Lucian Freud Text by Lawrence Gowing, plate design and arrangement by Lucian Freud
Published by Thames and Hudson, London, 1982
Reviewed by RONALD BROWNSON
Lucian Freud is not well-known in this part of the world. His paintings are not widely accessible in art gallery exhibitions or in publications. Lawrence Cowing's book is then, a totally necessary and welcome survey of what Freud has painted since his career's beginning in 1937. Lucian Freud is a traditional painter: he is a realist whose pictures belong to a 550-year-old European tradition of portraiture. His paint is, like Rembrandt's, a revelation of what it is to appear as an individual and remarkable human being. Freud's pictures are figurative before all else - like Francis Bacon's work - and are important to the world of painting because they again testify to what is still achievable with 'resemblances'.
(self portrait) 1968-72
oil on canvas, 222 x 267mm.
Freud views his subjects with a merciless perception. This has been apparent from works like his two paintings exhibited in Auckland recently: the Girl with roses (1947-48) in the collection of The British Council; and that great image of changed love, the Last portrait (1974-75) in the Thyssen-Borniernisza collection. Their emotion is directly a result of paint that constricts and expands into forms where the boundaries to experience are agonized over. These two paintings of the same woman, over thirty years, are characteristic of Freud who has often studied the same sitter: 'So far as I can remember I have always tried to do the same thing'. But, he also adds: 'I remember everything I've done because it was done with difficulty'. Freud's paint remembers personal physiognomy, which is essentially a phrenological stance where each area of the surface specifies human values and motivations.

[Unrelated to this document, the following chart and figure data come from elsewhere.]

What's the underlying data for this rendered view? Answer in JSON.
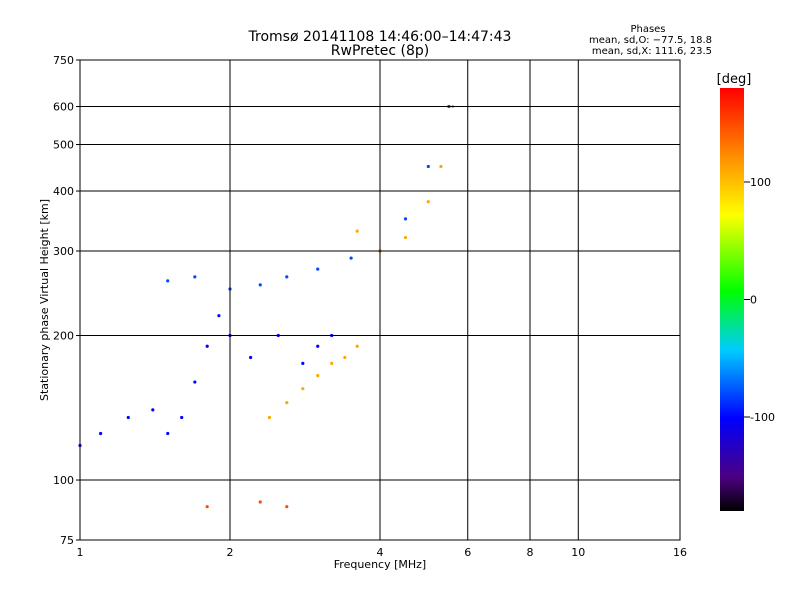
{
  "chart_data": {
    "type": "scatter",
    "title": "Tromsø 20141108 14:46:00–14:47:43",
    "subtitle": "RwPretec (8p)",
    "xlabel": "Frequency [MHz]",
    "ylabel": "Stationary phase Virtual Height [km]",
    "x_scale": "log",
    "y_scale": "log",
    "xlim": [
      1,
      16
    ],
    "ylim": [
      75,
      750
    ],
    "x_ticks": [
      1,
      2,
      4,
      6,
      8,
      10,
      16
    ],
    "y_ticks": [
      75,
      100,
      200,
      300,
      400,
      500,
      600,
      750
    ],
    "grid": true,
    "phases": {
      "title": "Phases",
      "line_o": "mean, sd,O: −77.5, 18.8",
      "line_x": "mean, sd,X: 111.6, 23.5"
    },
    "colorbar": {
      "label": "[deg]",
      "range": [
        -180,
        180
      ],
      "ticks": [
        100,
        0,
        -100
      ]
    },
    "series": [
      {
        "trace": "lower O",
        "points": [
          [
            1.0,
            118
          ],
          [
            1.1,
            125
          ],
          [
            1.25,
            135
          ],
          [
            1.4,
            140
          ],
          [
            1.5,
            125
          ],
          [
            1.6,
            135
          ],
          [
            1.7,
            160
          ],
          [
            1.8,
            190
          ],
          [
            1.9,
            220
          ],
          [
            2.0,
            200
          ],
          [
            2.2,
            180
          ],
          [
            2.5,
            200
          ],
          [
            2.8,
            175
          ],
          [
            3.0,
            190
          ],
          [
            3.2,
            200
          ]
        ],
        "phase": -100
      },
      {
        "trace": "lower X",
        "points": [
          [
            2.4,
            135
          ],
          [
            2.6,
            145
          ],
          [
            2.8,
            155
          ],
          [
            3.0,
            165
          ],
          [
            3.2,
            175
          ],
          [
            3.4,
            180
          ],
          [
            3.6,
            190
          ]
        ],
        "phase": 110
      },
      {
        "trace": "upper O",
        "points": [
          [
            1.5,
            260
          ],
          [
            1.7,
            265
          ],
          [
            2.0,
            250
          ],
          [
            2.3,
            255
          ],
          [
            2.6,
            265
          ],
          [
            3.0,
            275
          ],
          [
            3.5,
            290
          ],
          [
            4.0,
            300
          ],
          [
            4.5,
            350
          ],
          [
            5.0,
            450
          ],
          [
            5.5,
            600
          ]
        ],
        "phase": -80
      },
      {
        "trace": "upper X",
        "points": [
          [
            3.6,
            330
          ],
          [
            4.0,
            300
          ],
          [
            4.5,
            320
          ],
          [
            5.0,
            380
          ],
          [
            5.3,
            450
          ],
          [
            5.6,
            600
          ]
        ],
        "phase": 110
      },
      {
        "trace": "sporadic E",
        "points": [
          [
            1.8,
            88
          ],
          [
            2.3,
            90
          ],
          [
            2.6,
            88
          ]
        ],
        "phase": 150
      }
    ]
  }
}
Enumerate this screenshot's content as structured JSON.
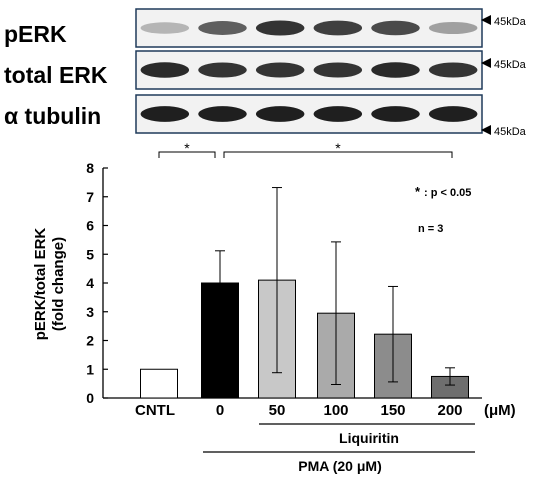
{
  "blot": {
    "rows": [
      {
        "label": "pERK",
        "marker": "45kDa"
      },
      {
        "label": "total ERK",
        "marker": "45kDa"
      },
      {
        "label": "α tubulin",
        "marker": "45kDa"
      }
    ],
    "pERK_intensity": [
      0.25,
      0.65,
      0.85,
      0.8,
      0.75,
      0.35
    ],
    "totalERK_intensity": [
      0.9,
      0.85,
      0.85,
      0.85,
      0.9,
      0.85
    ],
    "tubulin_intensity": [
      0.95,
      0.95,
      0.95,
      0.95,
      0.95,
      0.95
    ]
  },
  "chart_data": {
    "type": "bar",
    "categories": [
      "CNTL",
      "0",
      "50",
      "100",
      "150",
      "200"
    ],
    "values": [
      1.0,
      4.0,
      4.1,
      2.95,
      2.22,
      0.75
    ],
    "error": [
      0,
      1.12,
      3.22,
      2.48,
      1.66,
      0.3
    ],
    "bar_colors": [
      "#ffffff",
      "#000000",
      "#c8c8c8",
      "#aaaaaa",
      "#8c8c8c",
      "#6e6e6e"
    ],
    "ylabel_line1": "pERK/total ERK",
    "ylabel_line2": "(fold change)",
    "ylim": [
      0,
      8
    ],
    "yticks": [
      "0",
      "1",
      "2",
      "3",
      "4",
      "5",
      "6",
      "7",
      "8"
    ],
    "unit": "(μM)",
    "group_label_1": "Liquiritin",
    "group_label_2": "PMA (20 μM)",
    "sig_mark_1": "*",
    "sig_mark_2": "*",
    "annotation_star": "*",
    "annotation_p": ": p < 0.05",
    "annotation_n": "n = 3"
  }
}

The paintings reproduced in this book are not reserved or lacking in empathy. They are exemplary in engaging responses in ways many have forgotten and deign to call photographic.
Freud does not identify his sitters very frequently. Baron Hans Heinrich Thyssen-Bornemisza is mainly recognisable because he is adjacent to a Watteau that has been historically associated with his family. Freud avoids an anecdotal response to his sitters; he does not portray their social condition, rather it is their human appearance. It is purely coincidental that he has chosen his artist friends, his neighbours, his chance acquaintances as subjects. One feels that he can turn his head anywhere inside his studio and find a subject to tell secrets about the world.
Herbert Read asked himself 'What are we to say about Lucian Freud?' And answered: 'Freud is the Ingres of Existentialism'. Gowing adds '. . . it is nevertheless the best comment on Freud to this day'. The pictures in this book (177 plates and 11 illustrations in 231 pages) allow one to evaluate Read's statement, which key-notes the tonal nature of Freud's drawing: his obsession with figurative realism; and his vision tuned to a light-wave level of physical scrutiny.
oil on canvas, 241 x 191 mm.
Gowing at times doubts what it is possible to say about an artist whose three portraits of the Duchess of Devonshire are the greatest paintings regarding human ageing this century. They are the climax of a painting tradition beginning with Rembrandt's self-portraits. Only Francis Bacon has sustained such painting in the search for a figure. For Freud enlarges the close-up, in an often smaller than life-size format, into human proportions.
'Noble' is a word for Freud's painting. Cowing says: 'Painting and its models are very lasting. They are for the ages, perpetual and unbetrayed'. The politics of living flesh is another description for Freud's method with paint. He identifies that which is ordinary in paint; and that which is influential inside humanist observation. One cannot explain his position clearly. His father, Ernest Freud, was an architect who encouraged his son to draw when they lived in Berlin during 1930. His grandfather, Sigmund Freud, also encouraged him to be an artist. If one wants to place the antecedents of Freud's style, then it has to be in the work of Rembrandt and the Neue Sachlickeit movement in Berlin: George Grosz, Christian Schad and Maria Davringhausen - all artists who wanted the problem-solving of a portrait to be not in its technique but in its physical effect on experience.
Freud quotes Eliot to Gowing ' ". . The more perfect the artist, the more completely separate in him will be the man (sic) who suffers and the mind which creates" . It really makes clear that art is a sort of filter.' To look at this book is to test that statement with a gift of pictures which give heart.